Chemical changes that predispose smoked Cheddar cheese to calcium lactate crystallization

We have observed a high incidence of calcium lactate surface crystals on naturally smoked Cheddar cheese in the retail marketplace. The objective of this study was to identify chemical changes that may occur during natural smoking that render Cheddar cheese more susceptible to calcium lactate crystal formation. Nine random-weight (approximately 300 g) retail-packaged samples of smoked Cheddar cheese were obtained from a commercial manufacturer immediately after the samples were smoked for about 6 h at 20°C in a commercial smokehouse. Three similarly sized samples that originated from the same 19.1-kg block of cheese and that were not smoked were also obtained.
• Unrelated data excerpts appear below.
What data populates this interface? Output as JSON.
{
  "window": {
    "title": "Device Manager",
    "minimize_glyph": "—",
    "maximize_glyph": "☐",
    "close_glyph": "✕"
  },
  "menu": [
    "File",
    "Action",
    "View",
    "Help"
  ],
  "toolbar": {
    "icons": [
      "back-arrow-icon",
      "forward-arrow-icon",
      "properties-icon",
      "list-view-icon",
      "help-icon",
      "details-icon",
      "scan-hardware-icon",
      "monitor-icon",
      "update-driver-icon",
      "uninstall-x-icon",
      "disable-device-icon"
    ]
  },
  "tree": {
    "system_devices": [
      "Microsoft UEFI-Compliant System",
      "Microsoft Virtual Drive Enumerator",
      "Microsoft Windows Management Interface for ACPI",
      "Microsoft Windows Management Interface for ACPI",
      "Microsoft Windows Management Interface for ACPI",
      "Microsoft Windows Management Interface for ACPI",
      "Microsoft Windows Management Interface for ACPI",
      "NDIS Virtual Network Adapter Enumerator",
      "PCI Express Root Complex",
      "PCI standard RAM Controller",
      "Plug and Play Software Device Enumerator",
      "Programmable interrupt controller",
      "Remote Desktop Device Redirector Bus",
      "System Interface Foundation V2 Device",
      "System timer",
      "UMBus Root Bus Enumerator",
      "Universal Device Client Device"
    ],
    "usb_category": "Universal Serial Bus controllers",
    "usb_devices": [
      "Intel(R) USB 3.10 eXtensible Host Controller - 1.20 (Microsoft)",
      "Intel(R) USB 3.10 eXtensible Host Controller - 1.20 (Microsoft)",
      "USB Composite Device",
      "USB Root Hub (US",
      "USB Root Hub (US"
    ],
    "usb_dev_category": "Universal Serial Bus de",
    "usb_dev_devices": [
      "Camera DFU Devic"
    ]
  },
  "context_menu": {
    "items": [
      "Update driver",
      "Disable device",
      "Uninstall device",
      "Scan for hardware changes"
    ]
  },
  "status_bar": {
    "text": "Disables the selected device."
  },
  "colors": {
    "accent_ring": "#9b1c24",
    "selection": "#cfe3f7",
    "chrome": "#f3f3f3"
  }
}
Within 2 d after smoking, 3 smoked and 3 control (not smoked) samples were sectioned into 5 subsamples at different depths representing 0 to 2, 2 to 4, 4 to 6, 6 to 8, and 8 to 10 mm from the cheese surface. Six additional smoked cheese samples were similarly sectioned at 4 wk and again at 10 wk of storage at 5°C. Sample sections were analyzed for moisture, l(+) and d(−) lactate, pH, and water-soluble calcium. The effects of treatment (smoked, control), depth from cheese surface, and their interactions were analyzed by ANOVA according to a repeated measures design with 2 within-subject variables. Smoked samples contained signficantly lower moisture and lower pH, and higher total lactate-in-moisture (TLIM) and water-soluble calcium-in-moisture (WSCIM) than control cheeses. Smoked samples also contained significant gradients of moisture, pH, TLIM, and WSCIM, with lower moisture and pH, and higher TLIM and WSCIM, occurring at the cheese surface. Gradients of moisture were still present in smoked samples at 4 and 10 wk of storage. In contrast, the pH, TLIM, and WSCIM equilibrated and showed no gradients at 4 and 10 wk. The results indicate that calcium and lactate in the serum phase of the cheese were elevated because of smoking, especially at the cheese surface immediately after smoking treatment, which presumably predisposes the smoked cheeses to increased susceptibility to calcium lactate surface crystallization.